Final Report Summary - PUZZLE_CELL (Solving an evolutionary jigsaw puzzle: A next-generation genomics approach to trace the origins of the eukaryotic cell)

Ever since the recognition of the archaeal domain of life by Carl Woese and co-workers Archaea have featured prominently in hypotheses for the origin of eukaryotes, as eukaryotes and Archaea represented sister lineages in Woese’s ‘3 Domains Tree’ consisting of Bacteria, Archaea and Eukarya. Yet, alternative scenarios posit that the host cell emerged from within the archaeal domain, the so-called archaeal host or eocyte-like scenarios (‘2 Domains Tree’). Whereas Woese’s 3-Domain tree casted a long shadow on the field of eukaryogenesis during the 1990s and early 2000s, a number of phylogenetic studies in the late 2000s and early 2010s started reporting evidence for trees in which eukaryotes branched from within the archaeal domain of life. This all changed with our discovery of the Lokiarchaeota within the framework of this ERC project (Nature 521, pp 173-179). The detailed characterization of the first composite genome of the Lokiarchaeota provided several new insights into the archaeal origin of eukaryotes. Firstly, phylogenomic analyses of carefully selected genomic datasets placed Lokiarchaeota as the most closely related group to eukaryotes. Furthermore, a careful functional analysis of genome content of the composite Lokiarchaeum genome revealed that it encoded a multitude of genes that were previously regarded specific to eukaryotes. The discovery of Lokiarchaeota reignited debates about the very nature of the archaeal host cell from which eukaryotes emerged, leading to renewed hypotheses to explain the origin and early evolution of eukaryotes. Yet, it turned out that the discovery of Lokiarchaeota merely represented the tip of the iceberg, as a recent study reported on the existence of a group of uncultivated archaea that apart from Lokiarchaeota included Thor-, Odin- and Heimdallarchaeota (Nature 541, pp 353-358).
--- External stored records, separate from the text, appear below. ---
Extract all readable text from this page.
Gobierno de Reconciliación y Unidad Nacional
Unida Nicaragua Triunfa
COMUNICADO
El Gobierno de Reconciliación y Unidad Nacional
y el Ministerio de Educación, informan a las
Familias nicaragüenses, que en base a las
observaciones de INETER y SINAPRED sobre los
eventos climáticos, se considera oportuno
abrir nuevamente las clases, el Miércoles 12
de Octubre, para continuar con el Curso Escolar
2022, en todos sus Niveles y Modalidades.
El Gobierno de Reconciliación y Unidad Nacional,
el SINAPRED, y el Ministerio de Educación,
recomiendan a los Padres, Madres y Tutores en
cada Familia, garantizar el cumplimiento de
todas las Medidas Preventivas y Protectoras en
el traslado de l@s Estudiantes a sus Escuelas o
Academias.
This proposed archaeal superphylum, collectively referred to as Asgard archaea, affiliates with eukaryotes in phylogenomic analyses, and their genomes are enriched for proteins formerly considered being specific to eukaryotes. These findings significantly expanded the known repertoire of “eukaryote-specific” proteins in Archaea, indicating that the archaeal host cell already contained many key-components of the machineries that govern the compartmentalised nature of eukaryotic cells.